O problema maior é outro. O PT, que está fazendo um esforço considerável para passar de pequeno a grande, ainda vai ter que se esforçar muito mais. Por exemplo, um problema adicional, que não foi examinado: estamos entrando em eleições gerais, casadas, mas sem voto vinculado. Daí que podem existir em muitos Estados candidatos a governador, de diferentes partidos, que lucrariam votos se se aproximassem do candidato do PT à Presidência. Não sei se Lula considera esta hipótese. Mas ela envolve complicações futuras. Como também envolve complicações uma pergunta de Luiz Eduardo Greenhalgh, à qual ninguém respondeu: é a campanha presidencial que vai dar o tom, "puxando" votos para os candidatos a governador, senador e deputado, ou, ao contrário, serão estes que "empurrarão" votos para o candidato a presidente?
O problema maior, que vale para o PT e para qualquer partido, é que estamos no Brasil, um país de baixo grau de estruturação política, e onde alianças políticas se tornaram extremamente difíceis de se realizar. O que talvez esteja na raiz do crescente nervosismo que se observa por aí. Embora, no plano das especulações, talvez Antônio Carlos Magalhães tenha razão e o Lula não passe dos 30%, na dura realidade dos fatos, é ele, ACM, quem tem que provar que é capaz de chegar a 30%. Ele próprio ou algum dos seus aliados. ACM seria capaz de liderar uma aliança capaz de gerar, em prazo útil, pelo menos 30% de expectativa de votos?
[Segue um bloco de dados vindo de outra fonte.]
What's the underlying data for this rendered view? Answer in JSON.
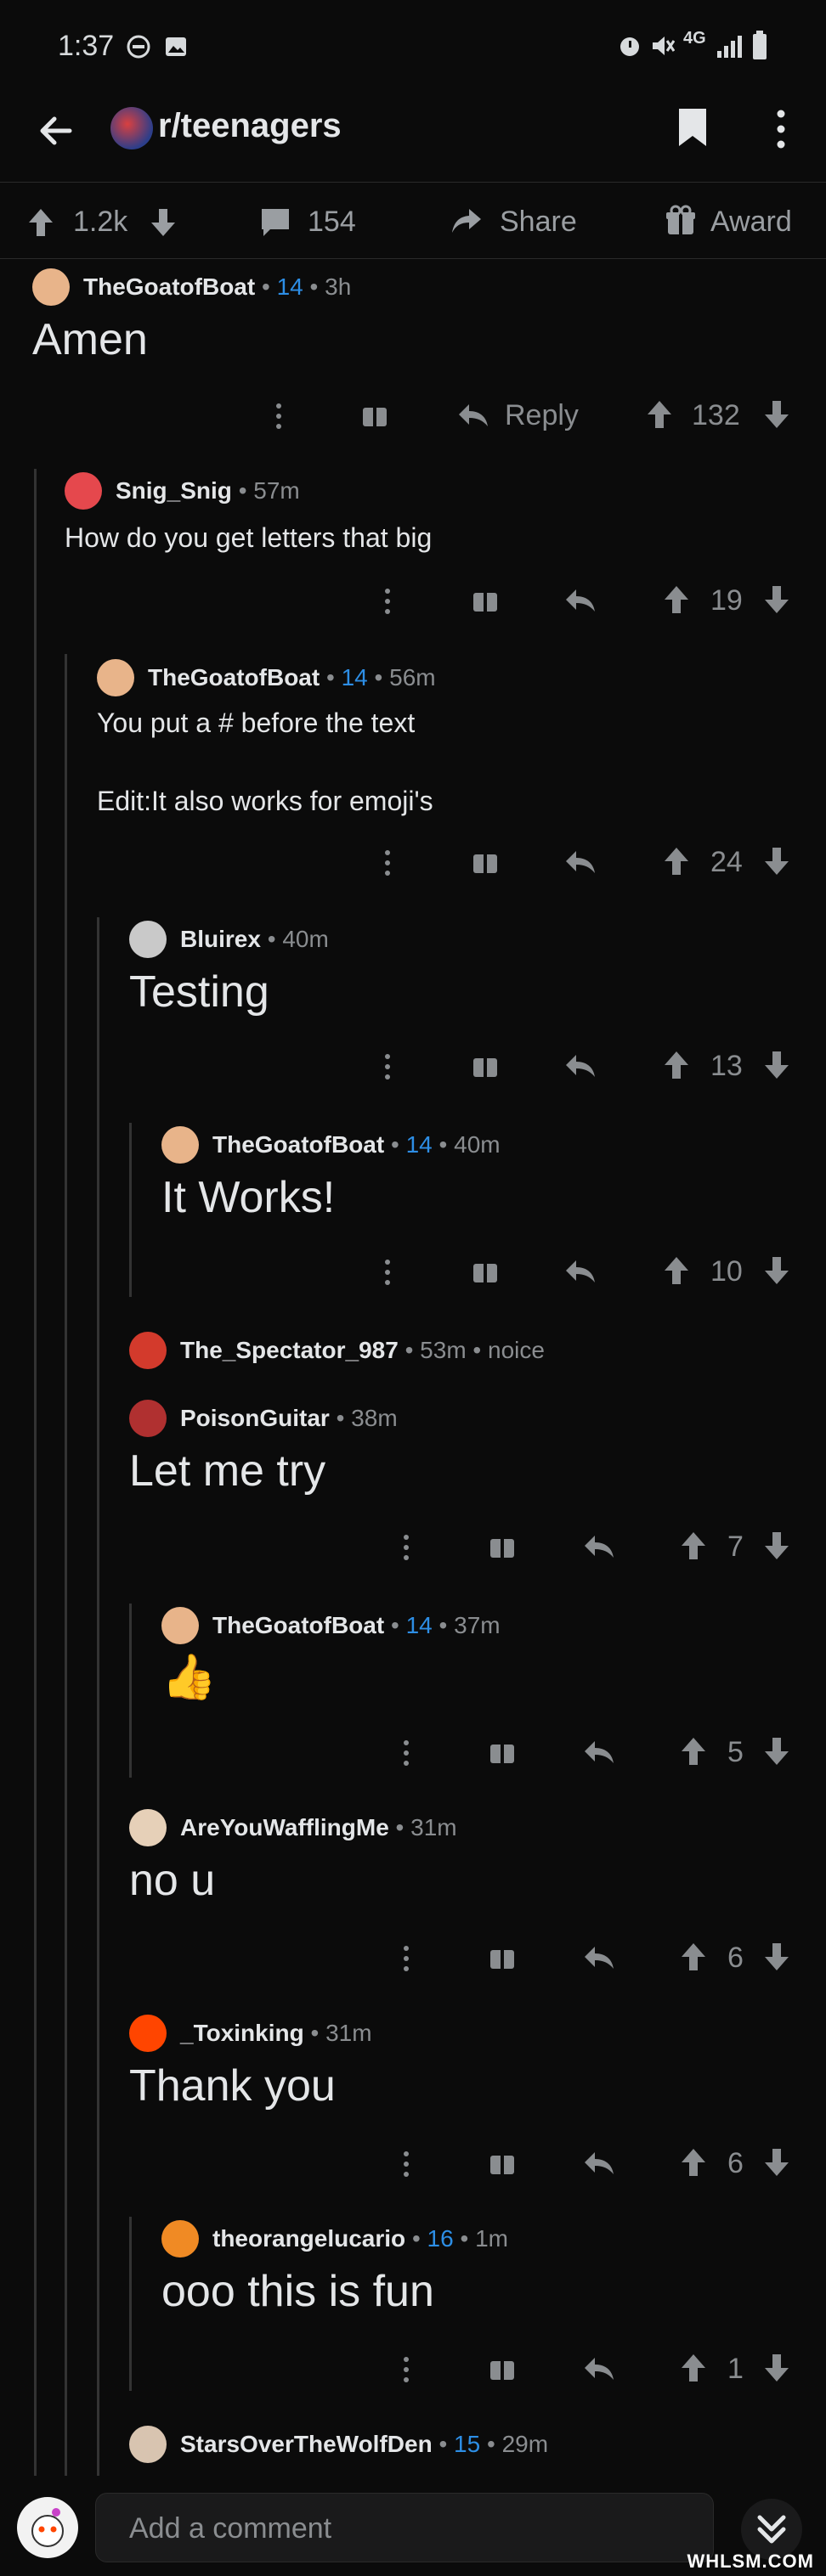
{
  "status": {
    "time": "1:37",
    "network": "4G"
  },
  "header": {
    "subreddit": "r/teenagers"
  },
  "post_actions": {
    "votes": "1.2k",
    "comments": "154",
    "share": "Share",
    "award": "Award"
  },
  "comments": [
    {
      "user": "TheGoatofBoat",
      "flair": "14",
      "time": "3h",
      "text": "Amen",
      "reply": "Reply",
      "votes": "132"
    },
    {
      "user": "Snig_Snig",
      "time": "57m",
      "text": "How do you get letters that big",
      "votes": "19"
    },
    {
      "user": "TheGoatofBoat",
      "flair": "14",
      "time": "56m",
      "text": "You put a # before the text",
      "text2": "Edit:It also works for emoji's",
      "votes": "24"
    },
    {
      "user": "Bluirex",
      "time": "40m",
      "text": "Testing",
      "votes": "13"
    },
    {
      "user": "TheGoatofBoat",
      "flair": "14",
      "time": "40m",
      "text": "It Works!",
      "votes": "10"
    },
    {
      "user": "The_Spectator_987",
      "time": "53m",
      "note": "noice"
    },
    {
      "user": "PoisonGuitar",
      "time": "38m",
      "text": "Let me try",
      "votes": "7"
    },
    {
      "user": "TheGoatofBoat",
      "flair": "14",
      "time": "37m",
      "text": "👍",
      "votes": "5"
    },
    {
      "user": "AreYouWafflingMe",
      "time": "31m",
      "text": "no u",
      "votes": "6"
    },
    {
      "user": "_Toxinking",
      "time": "31m",
      "text": "Thank you",
      "votes": "6"
    },
    {
      "user": "theorangelucario",
      "flair": "16",
      "time": "1m",
      "text": "ooo this is fun",
      "votes": "1"
    },
    {
      "user": "StarsOverTheWolfDen",
      "flair": "15",
      "time": "29m"
    }
  ],
  "composer": {
    "placeholder": "Add a comment"
  },
  "watermark": "WHLSM.COM",
  "colors": {
    "background": "#0b0b0b",
    "flair": "#2d8ee5",
    "muted": "#8a8d90"
  }
}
Quem quiser saber das dificuldades de um passo deste tamanho, pergunte ao senador Pedro Simon (PMDB-RS), que está há algum tempo falando em uma aliança PMDB-PSDB-PDT-PTB, sem conseguir sair do lugar.
A realidade é que há um enorme vazio de alternativas que possam alcançar os 30% de Lula. Não seria desse vazio que nasce todo este nervosismo a respeito de Lula e do PT? Não seria daí também que surgem as teorias sobre a crise das relações entre Lula e o PT? Eu creio que há, entre liberais e conservadores, quem se dedique a criar fantasmas para usos de esquerda. A estes senhores, um certo gosto pelo senso comum não faria mal. Por que deveriam o PT e Lula estar em crise, se foram capazes juntos de criar uma alternativa de poder que, até aqui, nenhuma das demais forças foi capaz de criar? Organizem-se, senhores, escolham os seus candidatos, comecem as suas campanhas. É assim que se faz democracia.